Department of Computer Science, University of Sheffield, Sheffield, United Kingdom.
PLoS One. 2011 May 4;6(5):e18539. doi: 10.1371/journal.pone.0018539.
High performance computing on the Graphics Processing Unit (GPU) is an emerging field driven by the promise of high computational power at a low cost. However, GPU programming is a non-trivial task and moreover architectural limitations raise the question of whether investing effort in this direction may be worthwhile. In this work, we use GPU programming to simulate a two-layer network of Integrate-and-Fire neurons with varying degrees of recurrent connectivity and investigate its ability to learn a simplified navigation task using a policy-gradient learning rule stemming from Reinforcement Learning. The purpose of this paper is twofold. First, we want to support the use of GPUs in the field of Computational Neuroscience. Second, using GPU computing power, we investigate the conditions under which the said architecture and learning rule demonstrate best performance. Our work indicates that networks featuring strong Mexican-Hat-shaped recurrent connections in the top layer, where decision making is governed by the formation of a stable activity bump in the neural population (a "non-democratic" mechanism), achieve mediocre learning results at best. In absence of recurrent connections, where all neurons "vote" independently ("democratic") for a decision via population vector readout, the task is generally learned better and more robustly. Our study would have been extremely difficult on a desktop computer without the use of GPU programming. We present the routines developed for this purpose and show that a speed improvement of 5x up to 42x is provided versus optimised Python code. The higher speed is achieved when we exploit the parallelism of the GPU in the search of learning parameters. This suggests that efficient GPU programming can significantly reduce the time needed for simulating networks of spiking neurons, particularly when multiple parameter configurations are investigated.

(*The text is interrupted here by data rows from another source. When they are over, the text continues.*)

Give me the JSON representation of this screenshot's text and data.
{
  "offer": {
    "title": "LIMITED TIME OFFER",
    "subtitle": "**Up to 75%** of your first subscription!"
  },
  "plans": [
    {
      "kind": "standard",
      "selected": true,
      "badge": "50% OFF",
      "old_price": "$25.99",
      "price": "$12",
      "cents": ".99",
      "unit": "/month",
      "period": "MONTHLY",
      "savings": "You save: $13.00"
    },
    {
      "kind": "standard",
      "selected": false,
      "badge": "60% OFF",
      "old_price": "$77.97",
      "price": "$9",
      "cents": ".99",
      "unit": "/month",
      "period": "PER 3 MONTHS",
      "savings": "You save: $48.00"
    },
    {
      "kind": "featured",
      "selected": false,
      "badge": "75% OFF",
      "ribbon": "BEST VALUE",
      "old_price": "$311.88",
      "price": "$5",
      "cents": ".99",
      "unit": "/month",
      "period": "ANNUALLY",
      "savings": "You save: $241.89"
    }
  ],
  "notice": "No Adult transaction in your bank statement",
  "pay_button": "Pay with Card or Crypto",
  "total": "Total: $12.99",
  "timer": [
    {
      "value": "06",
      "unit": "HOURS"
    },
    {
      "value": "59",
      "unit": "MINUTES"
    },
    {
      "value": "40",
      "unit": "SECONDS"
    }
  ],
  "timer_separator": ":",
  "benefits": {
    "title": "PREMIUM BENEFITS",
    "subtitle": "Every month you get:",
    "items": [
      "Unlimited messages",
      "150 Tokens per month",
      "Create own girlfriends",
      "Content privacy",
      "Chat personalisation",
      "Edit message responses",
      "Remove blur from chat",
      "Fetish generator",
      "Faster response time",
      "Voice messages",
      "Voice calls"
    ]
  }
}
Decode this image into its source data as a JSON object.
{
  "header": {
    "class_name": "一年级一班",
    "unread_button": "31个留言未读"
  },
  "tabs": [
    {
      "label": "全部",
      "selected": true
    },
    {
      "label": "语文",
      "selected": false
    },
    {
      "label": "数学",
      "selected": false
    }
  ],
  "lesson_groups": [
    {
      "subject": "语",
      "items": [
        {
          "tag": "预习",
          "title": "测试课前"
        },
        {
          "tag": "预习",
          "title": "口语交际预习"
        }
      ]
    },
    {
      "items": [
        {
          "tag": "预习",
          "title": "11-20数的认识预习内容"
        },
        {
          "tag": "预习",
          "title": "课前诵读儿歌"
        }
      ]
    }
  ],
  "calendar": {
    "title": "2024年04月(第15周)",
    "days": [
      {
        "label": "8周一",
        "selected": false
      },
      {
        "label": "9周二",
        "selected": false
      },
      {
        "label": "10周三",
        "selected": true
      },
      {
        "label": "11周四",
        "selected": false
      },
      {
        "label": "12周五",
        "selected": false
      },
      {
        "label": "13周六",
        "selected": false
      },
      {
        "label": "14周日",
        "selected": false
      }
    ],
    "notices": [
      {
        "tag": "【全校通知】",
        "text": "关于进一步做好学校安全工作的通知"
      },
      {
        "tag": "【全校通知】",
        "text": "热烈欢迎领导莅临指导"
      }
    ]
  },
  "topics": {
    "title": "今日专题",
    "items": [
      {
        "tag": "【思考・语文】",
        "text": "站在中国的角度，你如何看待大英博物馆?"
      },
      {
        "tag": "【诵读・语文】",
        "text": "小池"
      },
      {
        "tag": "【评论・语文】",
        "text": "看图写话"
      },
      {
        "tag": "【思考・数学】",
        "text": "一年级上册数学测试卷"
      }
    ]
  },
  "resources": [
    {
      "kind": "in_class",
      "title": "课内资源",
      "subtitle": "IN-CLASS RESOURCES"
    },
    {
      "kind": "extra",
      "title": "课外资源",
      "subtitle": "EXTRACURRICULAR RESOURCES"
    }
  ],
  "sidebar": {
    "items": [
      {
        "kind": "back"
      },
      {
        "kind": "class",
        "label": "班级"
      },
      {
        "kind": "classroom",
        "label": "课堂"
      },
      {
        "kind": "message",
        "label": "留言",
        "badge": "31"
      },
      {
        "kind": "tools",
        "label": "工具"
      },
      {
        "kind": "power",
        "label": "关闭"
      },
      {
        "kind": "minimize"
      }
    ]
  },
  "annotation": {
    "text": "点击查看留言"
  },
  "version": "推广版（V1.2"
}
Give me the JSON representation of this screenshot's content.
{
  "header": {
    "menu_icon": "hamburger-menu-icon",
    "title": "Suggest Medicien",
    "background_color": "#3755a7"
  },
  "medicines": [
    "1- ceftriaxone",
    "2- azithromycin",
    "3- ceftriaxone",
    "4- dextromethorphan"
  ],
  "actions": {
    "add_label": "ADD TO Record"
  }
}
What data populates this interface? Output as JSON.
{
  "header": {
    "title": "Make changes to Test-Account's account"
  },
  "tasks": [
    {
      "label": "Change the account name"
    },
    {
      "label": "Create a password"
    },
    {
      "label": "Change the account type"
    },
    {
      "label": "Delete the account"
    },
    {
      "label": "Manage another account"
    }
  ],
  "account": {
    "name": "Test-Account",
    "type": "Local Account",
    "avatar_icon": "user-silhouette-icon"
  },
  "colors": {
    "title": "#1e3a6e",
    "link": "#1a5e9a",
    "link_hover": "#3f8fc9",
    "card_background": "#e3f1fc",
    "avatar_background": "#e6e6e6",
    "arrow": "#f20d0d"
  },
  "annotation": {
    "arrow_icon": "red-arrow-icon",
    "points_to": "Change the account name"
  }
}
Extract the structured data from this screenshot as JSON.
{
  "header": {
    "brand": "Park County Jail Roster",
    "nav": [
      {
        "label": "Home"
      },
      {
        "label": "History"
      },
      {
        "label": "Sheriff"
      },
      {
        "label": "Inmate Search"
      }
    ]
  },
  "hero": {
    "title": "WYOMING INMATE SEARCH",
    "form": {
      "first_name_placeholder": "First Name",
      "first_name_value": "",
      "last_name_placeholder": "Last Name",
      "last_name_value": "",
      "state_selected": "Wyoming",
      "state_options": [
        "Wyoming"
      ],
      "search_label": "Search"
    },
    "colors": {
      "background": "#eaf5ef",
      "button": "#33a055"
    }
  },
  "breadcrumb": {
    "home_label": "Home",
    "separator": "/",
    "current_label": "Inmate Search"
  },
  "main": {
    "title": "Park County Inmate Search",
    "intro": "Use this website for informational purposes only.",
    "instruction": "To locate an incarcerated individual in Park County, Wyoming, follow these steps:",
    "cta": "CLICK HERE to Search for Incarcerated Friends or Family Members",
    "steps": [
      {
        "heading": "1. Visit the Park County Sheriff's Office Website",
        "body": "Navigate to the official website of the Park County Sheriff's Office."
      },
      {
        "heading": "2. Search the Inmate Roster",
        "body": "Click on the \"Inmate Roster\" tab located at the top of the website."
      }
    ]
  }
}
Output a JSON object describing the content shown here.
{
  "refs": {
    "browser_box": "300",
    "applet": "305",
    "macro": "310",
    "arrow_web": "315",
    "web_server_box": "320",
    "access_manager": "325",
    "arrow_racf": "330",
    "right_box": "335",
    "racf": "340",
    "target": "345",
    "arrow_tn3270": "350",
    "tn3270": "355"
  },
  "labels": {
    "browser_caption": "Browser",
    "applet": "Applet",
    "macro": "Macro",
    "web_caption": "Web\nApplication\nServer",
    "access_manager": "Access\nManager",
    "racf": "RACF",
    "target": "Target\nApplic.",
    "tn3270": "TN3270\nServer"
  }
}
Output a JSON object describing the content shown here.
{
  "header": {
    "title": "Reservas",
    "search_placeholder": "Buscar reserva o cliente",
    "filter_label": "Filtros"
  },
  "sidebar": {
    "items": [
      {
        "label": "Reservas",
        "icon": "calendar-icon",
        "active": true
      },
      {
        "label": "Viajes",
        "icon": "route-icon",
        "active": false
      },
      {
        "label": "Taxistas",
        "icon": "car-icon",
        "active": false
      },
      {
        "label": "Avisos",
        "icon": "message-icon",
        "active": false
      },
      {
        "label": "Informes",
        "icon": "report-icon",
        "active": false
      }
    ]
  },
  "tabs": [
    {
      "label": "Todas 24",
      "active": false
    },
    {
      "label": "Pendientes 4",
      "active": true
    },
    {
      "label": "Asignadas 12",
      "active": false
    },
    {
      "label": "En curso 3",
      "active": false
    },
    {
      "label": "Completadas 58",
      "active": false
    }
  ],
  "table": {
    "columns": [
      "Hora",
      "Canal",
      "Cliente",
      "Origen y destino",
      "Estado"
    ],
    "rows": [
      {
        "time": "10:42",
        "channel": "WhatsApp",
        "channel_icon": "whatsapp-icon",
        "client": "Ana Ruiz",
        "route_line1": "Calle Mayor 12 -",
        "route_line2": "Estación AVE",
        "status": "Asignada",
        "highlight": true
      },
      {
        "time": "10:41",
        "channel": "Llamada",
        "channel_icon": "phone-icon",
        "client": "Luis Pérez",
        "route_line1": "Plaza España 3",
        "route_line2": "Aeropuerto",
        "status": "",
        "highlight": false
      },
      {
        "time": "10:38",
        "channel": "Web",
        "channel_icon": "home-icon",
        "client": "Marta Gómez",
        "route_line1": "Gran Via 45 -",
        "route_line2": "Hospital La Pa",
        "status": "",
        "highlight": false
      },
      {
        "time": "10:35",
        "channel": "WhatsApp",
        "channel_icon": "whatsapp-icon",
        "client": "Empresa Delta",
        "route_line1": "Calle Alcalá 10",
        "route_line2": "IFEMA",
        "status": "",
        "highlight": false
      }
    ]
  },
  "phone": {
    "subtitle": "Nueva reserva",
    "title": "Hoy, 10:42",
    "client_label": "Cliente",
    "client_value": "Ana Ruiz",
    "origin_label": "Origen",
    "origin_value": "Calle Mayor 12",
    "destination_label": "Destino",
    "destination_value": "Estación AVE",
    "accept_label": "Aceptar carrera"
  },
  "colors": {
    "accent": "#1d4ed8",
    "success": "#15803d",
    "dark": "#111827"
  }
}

基于图形处理单元 (GPU) 的高性能计算是一个新兴领域,其承诺以低成本提供高计算能力。然而,GPU 编程是一项非平凡的任务,而且架构限制提出了这样一个问题,即投入精力朝这个方向发展是否值得。在这项工作中,我们使用 GPU 编程来模拟具有不同程度递归连接的两层积分点火神经元网络,并使用源自强化学习的策略梯度学习规则来研究其学习简化导航任务的能力。本文的目的有两个。首先,我们希望支持在计算神经科学领域使用 GPU。其次,使用 GPU 计算能力,我们研究了在什么条件下,上述架构和学习规则可以表现出最佳性能。我们的工作表明,在顶层具有强墨西哥帽形递归连接的网络中,决策由神经元群体中稳定活动峰的形成(“非民主”机制)来控制,其学习效果充其量只是中等。在没有递归连接的情况下,所有神经元通过群体向量读出独立地(“民主”)对决策进行投票,任务通常可以更好、更稳健地学习。如果不使用 GPU 编程,我们在台式计算机上进行这项研究将极其困难。我们介绍了为此目的开发的例程,并展示了与经过优化的 Python 代码相比,速度提高了 5 倍至 42 倍。当我们在搜索学习参数时利用 GPU 的并行性时,速度会更快。这表明,高效的 GPU 编程可以大大减少模拟尖峰神经元网络所需的时间,特别是在研究多个参数配置时。